Il était une fois une pauvre femme dont le
fils n'avait qu'une idée en tête : voyager.
- Mais comment le pourrais-tu ? disait sa mère. Il te
faudrait avoir de l'argent et tu sais bien que nous n'en
avons pas !
- Je vais me débrouiller, pensa le fils. je serai honnête
et partout je dirai : pas beaucoup, pas beaucoup, pas
beaucoup.
Et pendant un certain temps, il se promenait en répétant
sans arrêt : pas beaucoup, pas beaucoup, pas beaucoup. Il
arriva ainsi vers un groupe de pêcheurs et les salua :
- Que Dieu vous garde ! Pas beaucoup, pas beaucoup, pas
beaucoup.
- Qu'est-ce que tu racontes, chenapan, pourquoi « pas
beaucoup » ? se fâchèrent les pêcheurs.
Et quand ils sortirent les filets, quelques poissons
seulement y frétillaient, vraiment pas beaucoup. Ils
chassèrent le jeune homme avec leurs bâtons.
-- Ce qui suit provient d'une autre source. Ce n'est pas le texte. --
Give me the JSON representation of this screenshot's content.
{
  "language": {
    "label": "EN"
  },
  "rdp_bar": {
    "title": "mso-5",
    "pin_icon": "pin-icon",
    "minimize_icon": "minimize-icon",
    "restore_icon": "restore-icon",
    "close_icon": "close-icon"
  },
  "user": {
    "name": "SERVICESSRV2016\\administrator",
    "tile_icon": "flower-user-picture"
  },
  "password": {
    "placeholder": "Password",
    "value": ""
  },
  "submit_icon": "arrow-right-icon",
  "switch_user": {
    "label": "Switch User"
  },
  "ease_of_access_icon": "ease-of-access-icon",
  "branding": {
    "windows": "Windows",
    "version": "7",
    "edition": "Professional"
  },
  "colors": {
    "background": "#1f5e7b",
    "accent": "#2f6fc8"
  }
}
- Tiens ! Et tiens ! Tu l'as bien mérité ! crièrent-ils.
- Que dois-je dire alors ? demanda le jeune homme.
- Bonne pêche, tu devais dire, attrapez-en le plus possible
!
Et le jeune homme continua son voyage en répétant sans
arrêt : « Bonne pêche, attrapez-en le plus possible »,
jusqu'à ce qu'il arrive à une potence. On était juste en
train de pendre un malheureux pêcheur.
- Bonjour, commença le jeune homme, bonne pêche,
attrapez-en le plus possible. - Comment ? Quel goujat ! Que
veux-tu dire par ton : « attrapez-en le plus possible» ? Tu
ne crois pas qu'il y en a assez comme ça ? Selon toi il
devrait y en avoir encore plus peut-être ?
Et il se fit rosser à nouveau.
- Comment devrais-je dire alors ? demanda le jeune homme.
- Tu dois dire : « Que Dieu soit miséricordieux avec cette
pauvre âme ».
Le jeune homme se remit à marcher et répéta partout où il
allait : « Que Dieu soit miséricordieux avec cette pauvre
âme. »
Il arriva au bord d'un fossé où il vit un équarrisseur qui
s'apprêtait à supprimer un cheval.
- Bonne journée, dit le garçon en se précipitant vers lui.
Que Dieu soit miséricordieux avec cette pauvre âme !
- Qu'est-ce qui te prend, chenapan ! s'écria l'homme.
Et il frappa le garçon sur la tête avec ses outils si fort
que ce dernier n'entendait plus et ne voyait plus.
- Qu'aurais-je dû vous dire alors ?
- Dans le fossé, charogne ; dans le fossé, charogne !
Juste à cet instant un coche plein de monde arrivait par la
route et le jeune homme cria :
- À la vôtre ! Dans le fossé, charogne !
Et le coche quitta la route et se renversa dans le fossé. Le
cocher leva son fouet et frappa le jeune homme si fort que ce
dernier put à peine marcher.
C'est de bon gré qu'il rentra à la maison, auprès de sa
mère, et ne mit plus jamais les pieds hors de chez lui. Il
avait abandonné pour toujours l'idée de voyager.